En unos seis meses, ya con una relación en camino de consolidarse, Miguel se sentía renacido a una vida ya dada por perdida y Julia sentía despertarse de un prolongado letargo. Fueron unos meses en verdad ensoñadores, desconcertantemente felices. Incluso vivieron juntos. El problema fue que la utopía romántica acabó deviniendo en una realidad mucho más prosaica y, lamentablemente, más común. La realidad de una relación consumiéndose y acercándose a un melancólico final.
-Perdona, pero no entiendo que nos está pasando. Tenemos algo especial, algo que a nadie le ha sucedido y todo se está yendo al carajo.
-No te pongas filosófico, quizá lo nuestro no era para tanto. Me llamo Julia y hacemos las mismas cosas que hacías con la novia cadáver, pero no hay que hacer de eso una enormidad.
-Basta de imbecilidades, creo que no quieres afrontar lo que significa todo esto.
-Perdona, creo que eres tú quien no quiere afrontar lo que pueda significar esto.
-¿Y qué coño es? –Miguel comenzaba a sonar muy airado-
-Pues que si la otra Julia siguiera viva quizá tu relación con ella igual hubiera acabado resultando una mierda también, ¿entiendes? Yo he llegado más lejos que ella, soy su prolongación; ella nunca vivió contigo.

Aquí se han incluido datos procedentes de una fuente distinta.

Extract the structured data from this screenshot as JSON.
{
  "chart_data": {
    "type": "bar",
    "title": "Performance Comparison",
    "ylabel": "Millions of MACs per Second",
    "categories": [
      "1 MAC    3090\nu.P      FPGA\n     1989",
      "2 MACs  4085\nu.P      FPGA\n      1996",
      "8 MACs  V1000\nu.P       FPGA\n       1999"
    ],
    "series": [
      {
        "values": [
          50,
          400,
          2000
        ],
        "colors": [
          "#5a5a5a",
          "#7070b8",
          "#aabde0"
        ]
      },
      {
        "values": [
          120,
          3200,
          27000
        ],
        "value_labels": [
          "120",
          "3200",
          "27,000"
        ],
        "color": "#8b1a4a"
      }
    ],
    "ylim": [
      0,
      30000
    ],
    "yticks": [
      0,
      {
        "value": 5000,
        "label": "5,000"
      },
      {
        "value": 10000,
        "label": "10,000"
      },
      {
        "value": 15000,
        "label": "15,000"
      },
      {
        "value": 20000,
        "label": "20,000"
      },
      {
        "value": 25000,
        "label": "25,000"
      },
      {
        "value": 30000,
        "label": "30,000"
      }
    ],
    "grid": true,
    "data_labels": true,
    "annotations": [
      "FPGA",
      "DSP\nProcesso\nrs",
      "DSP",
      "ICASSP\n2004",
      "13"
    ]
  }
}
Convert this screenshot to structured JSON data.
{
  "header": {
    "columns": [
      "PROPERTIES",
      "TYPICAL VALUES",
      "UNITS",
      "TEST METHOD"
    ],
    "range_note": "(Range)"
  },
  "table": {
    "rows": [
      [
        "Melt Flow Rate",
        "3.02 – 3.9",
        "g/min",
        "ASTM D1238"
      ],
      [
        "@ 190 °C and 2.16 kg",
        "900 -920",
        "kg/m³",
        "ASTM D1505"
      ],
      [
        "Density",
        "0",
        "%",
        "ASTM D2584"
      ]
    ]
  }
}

Miguel casi oyó el ruido de una fractura, de una estructura desplomándose tras caerse. Tras un zarpazo de ira frenética que aturulló su mente, el Miguel desangelado y abúlico volvió a tomar el control tras varios meses de eufórica vivacidad. Una mirada mutua, pero ni muy intensa, ni muy prolongada, sirvió para confirmar que en ese momento ya no había nada de amor. Todavía en convivencia ambos se fueron a dormir, en su acepción más desapasionada, espalda con espalda, ambos cuerpos preservados de cualquier empatía por una especie de burbuja transparente e impenetrable como una rígida frontera. Al menos durante un buen rato. Tras despertar Miguel, de lo que más que sueño era una hipnosis en vela, un trance turbio, sintió en su espalda un frío polar que aprisionaba su espalda con un gran estremecimiento; se sintió enfermar, caer en un malestar inédito. Apenas si duraría unos segundos pero pareciendo dejar una impronta profunda, subcutánea, más dirigida a su espíritu que a su cuerpo. Por instinto, Miguel supo que la causa de esa sensación lacerante estaba detrás de él, en el espacio que ocupaba Julia. Con más aprensión de la que hubo tenido en mucho tiempo se dio la vuelta y se encontró con la otra mitad de la cama vacía, sin rastro de Julia salvo el pequeño hueco de un cuerpo horadando un colchón. Alrededor, por la habitación, todo estaba intacto, replicándose con precisión fotográfica la estampa de la habitación antes de apagar la luz. Miguel inspeccionó el resto de las estancias y aunque le seguían siendo extrañas -era la casa de Julia- apenas un vistazo era más que suficiente para corroborar que estaba completamente solo. Para Miguel ya comenzaba a ser ocioso hacer más pesquisas, toda la ropa y los enseres de Jula estaban allí. Ella no. Creyó percibir que la casa iba también a difuminarse, pero todo estaba allí firmemente plantado.  “Yo he llegado más lejos que ella, soy su prolongación” había dicho. Miguel, no excesivamente triste, se preguntaba de que materia había estado hecha aquélla, la segunda Julia.